Pour contourner la loi du 30 novembre 2021, des animaleries françaises poursuivent la vente de chiens et de chats en « click n’ collect » avec livraison à domicile. De nombreuses associations se sont insurgées contre cette pratique scandaleuse. Pour rappel, cette loi avait pour objectif de lutter contre les achats compulsifs et l’abandon.
UNE INTERDICTION QUI SE VOULAIT HISTORIQUE
Adoptée à l’automne 2021, la loi sur la maltraitance animale a introduit plusieurs mesures fortes pour améliorer le bien-être des animaux domestiques. Parmi elles, l’interdiction de la vente de chiens et de chats en animalerie, entrée en vigueur le 1ᵉʳ janvier 2024.
L’objectif était pourtant clair : mettre fin aux achats impulsifs suscités par l’exposition de bébés animaux en vitrine. Les études et les associations de protection animale dénonçaient depuis longtemps ces pratiques, estimant à juste titre qu’elles contribuaient aux abandons massifs observés chaque année, notamment pendant l’été.
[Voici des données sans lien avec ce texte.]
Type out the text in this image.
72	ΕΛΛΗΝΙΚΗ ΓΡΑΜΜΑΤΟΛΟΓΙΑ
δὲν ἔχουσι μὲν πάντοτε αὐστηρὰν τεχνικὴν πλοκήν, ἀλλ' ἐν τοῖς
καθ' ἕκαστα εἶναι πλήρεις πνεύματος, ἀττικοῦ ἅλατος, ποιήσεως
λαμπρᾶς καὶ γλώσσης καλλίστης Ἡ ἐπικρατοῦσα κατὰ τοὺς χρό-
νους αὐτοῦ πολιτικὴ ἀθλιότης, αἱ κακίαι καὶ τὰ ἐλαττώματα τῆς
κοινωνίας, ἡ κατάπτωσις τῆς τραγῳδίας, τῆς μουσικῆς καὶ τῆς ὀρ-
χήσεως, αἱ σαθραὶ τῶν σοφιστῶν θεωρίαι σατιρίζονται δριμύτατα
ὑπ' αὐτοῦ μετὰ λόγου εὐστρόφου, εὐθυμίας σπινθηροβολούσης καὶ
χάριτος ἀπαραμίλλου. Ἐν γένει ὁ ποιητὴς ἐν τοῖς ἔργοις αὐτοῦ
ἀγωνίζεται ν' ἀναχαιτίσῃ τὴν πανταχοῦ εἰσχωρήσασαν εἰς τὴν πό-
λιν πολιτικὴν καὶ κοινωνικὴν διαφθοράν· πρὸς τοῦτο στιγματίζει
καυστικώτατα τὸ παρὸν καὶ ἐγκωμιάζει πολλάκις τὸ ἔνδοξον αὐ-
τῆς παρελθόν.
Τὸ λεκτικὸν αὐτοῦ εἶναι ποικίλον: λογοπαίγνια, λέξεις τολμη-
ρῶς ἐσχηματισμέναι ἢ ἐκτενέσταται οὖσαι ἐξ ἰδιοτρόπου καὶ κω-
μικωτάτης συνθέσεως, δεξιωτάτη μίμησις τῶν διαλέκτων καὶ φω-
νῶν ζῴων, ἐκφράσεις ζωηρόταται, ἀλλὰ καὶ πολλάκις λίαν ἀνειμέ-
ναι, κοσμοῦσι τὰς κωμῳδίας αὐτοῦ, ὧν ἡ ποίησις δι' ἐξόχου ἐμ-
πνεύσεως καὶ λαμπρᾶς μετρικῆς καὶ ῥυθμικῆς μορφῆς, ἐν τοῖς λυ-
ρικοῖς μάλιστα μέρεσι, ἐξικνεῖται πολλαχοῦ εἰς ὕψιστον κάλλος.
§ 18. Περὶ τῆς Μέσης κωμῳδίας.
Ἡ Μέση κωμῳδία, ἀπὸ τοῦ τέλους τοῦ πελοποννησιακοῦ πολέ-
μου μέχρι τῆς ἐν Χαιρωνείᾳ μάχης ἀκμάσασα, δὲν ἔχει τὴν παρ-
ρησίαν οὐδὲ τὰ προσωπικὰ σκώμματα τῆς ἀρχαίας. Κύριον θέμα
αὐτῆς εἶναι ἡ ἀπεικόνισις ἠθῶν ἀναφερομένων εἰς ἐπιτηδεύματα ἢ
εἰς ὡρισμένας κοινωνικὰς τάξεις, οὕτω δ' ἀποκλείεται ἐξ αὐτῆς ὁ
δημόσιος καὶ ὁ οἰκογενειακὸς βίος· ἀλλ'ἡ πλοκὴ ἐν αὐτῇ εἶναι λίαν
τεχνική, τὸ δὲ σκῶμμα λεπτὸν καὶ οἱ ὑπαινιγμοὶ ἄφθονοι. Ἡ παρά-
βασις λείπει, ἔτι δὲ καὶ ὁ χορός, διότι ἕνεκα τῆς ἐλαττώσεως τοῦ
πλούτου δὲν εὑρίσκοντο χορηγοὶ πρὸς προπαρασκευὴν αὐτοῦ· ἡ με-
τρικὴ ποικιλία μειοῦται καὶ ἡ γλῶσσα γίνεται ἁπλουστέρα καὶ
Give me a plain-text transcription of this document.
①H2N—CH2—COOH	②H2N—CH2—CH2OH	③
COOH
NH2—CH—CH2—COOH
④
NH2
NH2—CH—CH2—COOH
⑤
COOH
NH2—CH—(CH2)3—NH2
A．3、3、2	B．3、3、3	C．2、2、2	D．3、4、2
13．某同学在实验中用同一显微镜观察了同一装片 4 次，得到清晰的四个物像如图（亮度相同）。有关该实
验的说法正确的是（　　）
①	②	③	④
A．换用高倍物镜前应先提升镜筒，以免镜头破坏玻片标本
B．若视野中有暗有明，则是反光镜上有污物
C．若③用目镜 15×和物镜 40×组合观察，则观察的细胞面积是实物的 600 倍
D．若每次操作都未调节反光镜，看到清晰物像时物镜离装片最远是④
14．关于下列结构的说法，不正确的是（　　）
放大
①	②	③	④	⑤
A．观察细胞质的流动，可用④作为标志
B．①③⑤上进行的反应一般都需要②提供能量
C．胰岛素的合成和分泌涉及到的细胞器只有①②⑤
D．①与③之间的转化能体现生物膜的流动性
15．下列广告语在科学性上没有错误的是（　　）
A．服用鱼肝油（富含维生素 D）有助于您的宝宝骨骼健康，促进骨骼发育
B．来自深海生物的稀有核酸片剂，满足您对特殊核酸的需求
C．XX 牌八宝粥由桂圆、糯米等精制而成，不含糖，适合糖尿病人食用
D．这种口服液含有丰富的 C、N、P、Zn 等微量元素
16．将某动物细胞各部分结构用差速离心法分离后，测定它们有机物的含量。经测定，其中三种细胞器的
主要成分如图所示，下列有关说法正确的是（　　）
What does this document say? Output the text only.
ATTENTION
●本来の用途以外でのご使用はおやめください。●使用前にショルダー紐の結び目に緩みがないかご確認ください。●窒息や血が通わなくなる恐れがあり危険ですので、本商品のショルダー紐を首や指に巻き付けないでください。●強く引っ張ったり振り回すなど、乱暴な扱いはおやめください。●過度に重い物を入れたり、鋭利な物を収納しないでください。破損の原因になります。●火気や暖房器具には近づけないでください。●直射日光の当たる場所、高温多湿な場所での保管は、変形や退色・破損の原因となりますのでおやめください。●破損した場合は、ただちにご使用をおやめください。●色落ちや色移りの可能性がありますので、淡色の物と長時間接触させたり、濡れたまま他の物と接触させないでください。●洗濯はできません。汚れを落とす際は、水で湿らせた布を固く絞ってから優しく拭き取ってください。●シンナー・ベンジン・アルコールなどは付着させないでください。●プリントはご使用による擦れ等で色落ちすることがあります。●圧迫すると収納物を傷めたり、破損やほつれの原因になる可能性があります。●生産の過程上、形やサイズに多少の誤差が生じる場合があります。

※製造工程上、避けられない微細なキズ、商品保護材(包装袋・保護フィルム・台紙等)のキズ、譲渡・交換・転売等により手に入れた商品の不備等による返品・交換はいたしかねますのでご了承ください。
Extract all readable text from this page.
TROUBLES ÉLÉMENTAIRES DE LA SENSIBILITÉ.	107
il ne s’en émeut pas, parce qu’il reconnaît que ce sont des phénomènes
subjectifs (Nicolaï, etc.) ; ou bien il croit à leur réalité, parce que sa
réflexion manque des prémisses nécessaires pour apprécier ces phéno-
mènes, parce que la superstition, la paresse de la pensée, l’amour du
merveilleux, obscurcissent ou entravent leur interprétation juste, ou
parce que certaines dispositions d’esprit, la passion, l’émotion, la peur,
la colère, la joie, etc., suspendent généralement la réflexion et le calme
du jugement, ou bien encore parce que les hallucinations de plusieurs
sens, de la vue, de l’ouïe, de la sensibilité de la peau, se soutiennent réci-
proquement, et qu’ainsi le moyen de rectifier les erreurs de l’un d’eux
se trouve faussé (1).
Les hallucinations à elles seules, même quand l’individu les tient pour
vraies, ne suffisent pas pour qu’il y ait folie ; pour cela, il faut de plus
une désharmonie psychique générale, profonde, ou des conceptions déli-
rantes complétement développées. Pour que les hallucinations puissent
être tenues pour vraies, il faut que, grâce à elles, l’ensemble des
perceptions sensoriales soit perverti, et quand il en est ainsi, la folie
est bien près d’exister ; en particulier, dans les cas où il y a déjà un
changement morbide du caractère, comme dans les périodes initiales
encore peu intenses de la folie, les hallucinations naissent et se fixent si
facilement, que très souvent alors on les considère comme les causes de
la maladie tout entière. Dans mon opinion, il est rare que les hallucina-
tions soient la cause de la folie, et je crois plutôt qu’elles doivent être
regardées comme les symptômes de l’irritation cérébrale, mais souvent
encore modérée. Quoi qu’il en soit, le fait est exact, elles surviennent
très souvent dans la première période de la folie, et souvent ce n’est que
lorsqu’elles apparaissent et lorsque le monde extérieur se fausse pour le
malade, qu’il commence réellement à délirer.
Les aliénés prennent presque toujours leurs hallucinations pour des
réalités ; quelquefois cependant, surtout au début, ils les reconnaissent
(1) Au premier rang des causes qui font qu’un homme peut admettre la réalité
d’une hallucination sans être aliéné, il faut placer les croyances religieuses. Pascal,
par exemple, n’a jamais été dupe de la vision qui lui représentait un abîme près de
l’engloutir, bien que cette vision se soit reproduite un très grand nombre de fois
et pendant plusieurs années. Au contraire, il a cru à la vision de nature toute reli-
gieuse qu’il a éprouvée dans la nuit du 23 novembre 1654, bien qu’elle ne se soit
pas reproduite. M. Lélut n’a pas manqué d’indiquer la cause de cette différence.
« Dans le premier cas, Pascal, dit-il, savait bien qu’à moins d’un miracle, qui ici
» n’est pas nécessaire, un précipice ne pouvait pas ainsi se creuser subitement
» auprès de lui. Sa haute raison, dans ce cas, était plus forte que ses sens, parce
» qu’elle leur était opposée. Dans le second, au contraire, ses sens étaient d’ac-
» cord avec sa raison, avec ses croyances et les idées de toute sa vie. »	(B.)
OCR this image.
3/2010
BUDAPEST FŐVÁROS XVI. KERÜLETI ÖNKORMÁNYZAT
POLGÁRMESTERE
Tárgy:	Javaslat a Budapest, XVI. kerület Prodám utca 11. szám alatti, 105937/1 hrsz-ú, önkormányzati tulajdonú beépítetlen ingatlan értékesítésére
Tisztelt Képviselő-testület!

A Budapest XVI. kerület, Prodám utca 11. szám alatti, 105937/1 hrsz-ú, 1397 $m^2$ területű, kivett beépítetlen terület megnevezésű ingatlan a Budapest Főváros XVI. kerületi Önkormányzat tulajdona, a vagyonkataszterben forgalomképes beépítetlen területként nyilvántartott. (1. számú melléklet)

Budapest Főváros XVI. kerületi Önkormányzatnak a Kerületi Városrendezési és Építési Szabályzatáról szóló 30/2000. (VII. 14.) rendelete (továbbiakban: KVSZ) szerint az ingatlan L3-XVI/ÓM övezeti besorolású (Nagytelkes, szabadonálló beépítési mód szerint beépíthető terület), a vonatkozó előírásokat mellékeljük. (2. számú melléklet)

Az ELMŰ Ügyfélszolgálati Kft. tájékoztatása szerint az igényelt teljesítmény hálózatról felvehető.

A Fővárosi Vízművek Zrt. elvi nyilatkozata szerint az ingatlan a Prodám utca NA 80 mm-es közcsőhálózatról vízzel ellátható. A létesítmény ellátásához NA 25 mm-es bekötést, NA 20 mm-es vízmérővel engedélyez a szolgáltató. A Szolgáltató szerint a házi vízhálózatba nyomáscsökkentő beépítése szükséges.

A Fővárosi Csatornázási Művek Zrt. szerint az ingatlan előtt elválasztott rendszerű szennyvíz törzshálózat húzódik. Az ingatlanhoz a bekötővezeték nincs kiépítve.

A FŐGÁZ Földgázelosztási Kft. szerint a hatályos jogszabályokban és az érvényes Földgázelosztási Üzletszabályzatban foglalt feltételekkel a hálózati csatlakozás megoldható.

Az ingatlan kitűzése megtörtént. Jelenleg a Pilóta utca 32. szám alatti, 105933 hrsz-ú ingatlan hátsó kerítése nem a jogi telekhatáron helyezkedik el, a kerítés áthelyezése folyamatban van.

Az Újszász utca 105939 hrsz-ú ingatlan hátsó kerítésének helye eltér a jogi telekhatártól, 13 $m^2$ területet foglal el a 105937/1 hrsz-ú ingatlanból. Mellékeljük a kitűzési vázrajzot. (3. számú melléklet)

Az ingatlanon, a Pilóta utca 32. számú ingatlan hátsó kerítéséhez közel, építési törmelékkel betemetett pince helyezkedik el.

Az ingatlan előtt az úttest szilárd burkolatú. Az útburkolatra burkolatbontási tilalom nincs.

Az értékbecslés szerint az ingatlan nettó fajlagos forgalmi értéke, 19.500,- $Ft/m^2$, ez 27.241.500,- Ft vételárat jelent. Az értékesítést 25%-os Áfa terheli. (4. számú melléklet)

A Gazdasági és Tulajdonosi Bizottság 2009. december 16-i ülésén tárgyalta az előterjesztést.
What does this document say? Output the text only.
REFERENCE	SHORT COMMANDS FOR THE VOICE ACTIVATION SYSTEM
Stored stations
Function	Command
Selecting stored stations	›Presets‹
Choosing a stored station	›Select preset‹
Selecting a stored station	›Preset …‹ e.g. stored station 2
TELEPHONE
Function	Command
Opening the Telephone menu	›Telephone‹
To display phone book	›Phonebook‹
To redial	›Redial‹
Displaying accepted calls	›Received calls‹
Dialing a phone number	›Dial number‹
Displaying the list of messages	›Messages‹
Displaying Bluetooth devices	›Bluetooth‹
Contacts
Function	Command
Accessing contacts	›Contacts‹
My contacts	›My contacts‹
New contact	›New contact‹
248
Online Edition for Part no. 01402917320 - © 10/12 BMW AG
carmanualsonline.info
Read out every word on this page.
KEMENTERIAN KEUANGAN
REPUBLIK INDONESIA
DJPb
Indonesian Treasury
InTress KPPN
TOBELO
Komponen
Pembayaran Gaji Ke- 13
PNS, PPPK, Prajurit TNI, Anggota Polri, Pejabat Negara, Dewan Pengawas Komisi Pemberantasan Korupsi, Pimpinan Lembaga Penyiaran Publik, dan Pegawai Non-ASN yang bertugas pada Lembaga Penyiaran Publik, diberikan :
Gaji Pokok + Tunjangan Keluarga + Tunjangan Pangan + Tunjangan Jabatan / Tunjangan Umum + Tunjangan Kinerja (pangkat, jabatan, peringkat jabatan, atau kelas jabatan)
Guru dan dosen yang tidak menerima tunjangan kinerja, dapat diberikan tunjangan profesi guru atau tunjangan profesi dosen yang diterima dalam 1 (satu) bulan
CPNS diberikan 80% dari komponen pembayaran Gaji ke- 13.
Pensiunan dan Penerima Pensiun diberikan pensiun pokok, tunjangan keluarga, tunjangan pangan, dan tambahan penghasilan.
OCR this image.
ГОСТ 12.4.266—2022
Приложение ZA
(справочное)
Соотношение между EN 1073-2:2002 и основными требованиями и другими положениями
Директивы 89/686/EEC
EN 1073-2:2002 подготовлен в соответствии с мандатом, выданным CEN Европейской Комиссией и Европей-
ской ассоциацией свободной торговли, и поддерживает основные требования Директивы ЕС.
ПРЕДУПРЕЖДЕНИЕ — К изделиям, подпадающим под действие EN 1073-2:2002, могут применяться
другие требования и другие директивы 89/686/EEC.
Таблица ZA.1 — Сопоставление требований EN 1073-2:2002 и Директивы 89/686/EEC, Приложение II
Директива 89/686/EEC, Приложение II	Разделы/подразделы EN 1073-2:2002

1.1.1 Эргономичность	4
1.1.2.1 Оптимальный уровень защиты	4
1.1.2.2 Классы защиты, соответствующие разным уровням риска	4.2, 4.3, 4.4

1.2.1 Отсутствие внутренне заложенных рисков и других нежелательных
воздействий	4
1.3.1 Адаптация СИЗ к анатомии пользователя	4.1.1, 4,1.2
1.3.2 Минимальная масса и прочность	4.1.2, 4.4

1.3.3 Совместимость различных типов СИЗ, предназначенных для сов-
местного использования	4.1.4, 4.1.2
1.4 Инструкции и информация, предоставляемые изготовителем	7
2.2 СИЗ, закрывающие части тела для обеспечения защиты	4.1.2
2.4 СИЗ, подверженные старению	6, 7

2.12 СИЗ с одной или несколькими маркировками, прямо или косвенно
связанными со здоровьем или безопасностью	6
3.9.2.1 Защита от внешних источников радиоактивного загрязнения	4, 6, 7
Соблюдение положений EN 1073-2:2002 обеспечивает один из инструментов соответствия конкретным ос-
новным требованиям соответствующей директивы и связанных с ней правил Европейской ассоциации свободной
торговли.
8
Depuis cette date, les animaleries peuvent toujours présenter des animaux à adopter, mais uniquement s’ils proviennent de refuges ou d’associations. La transaction elle-même doit alors être réalisée par l’organisme de protection animale.
LE DÉVELOPPEMENT DU « CLICK N’ COLLECT »
Dans les faits, certaines enseignes imaginatives ont développé d’autres modes de vente. Sur catalogue via leurs sites internet, il a vite été possible de consulter des annonces d’animaux, de réserver en ligne puis de récupérer l’animal en magasin, un système en « click and collect » qui place le vivant au rang de produit de consommation. Dans certains cas, une livraison à domicile est même proposée.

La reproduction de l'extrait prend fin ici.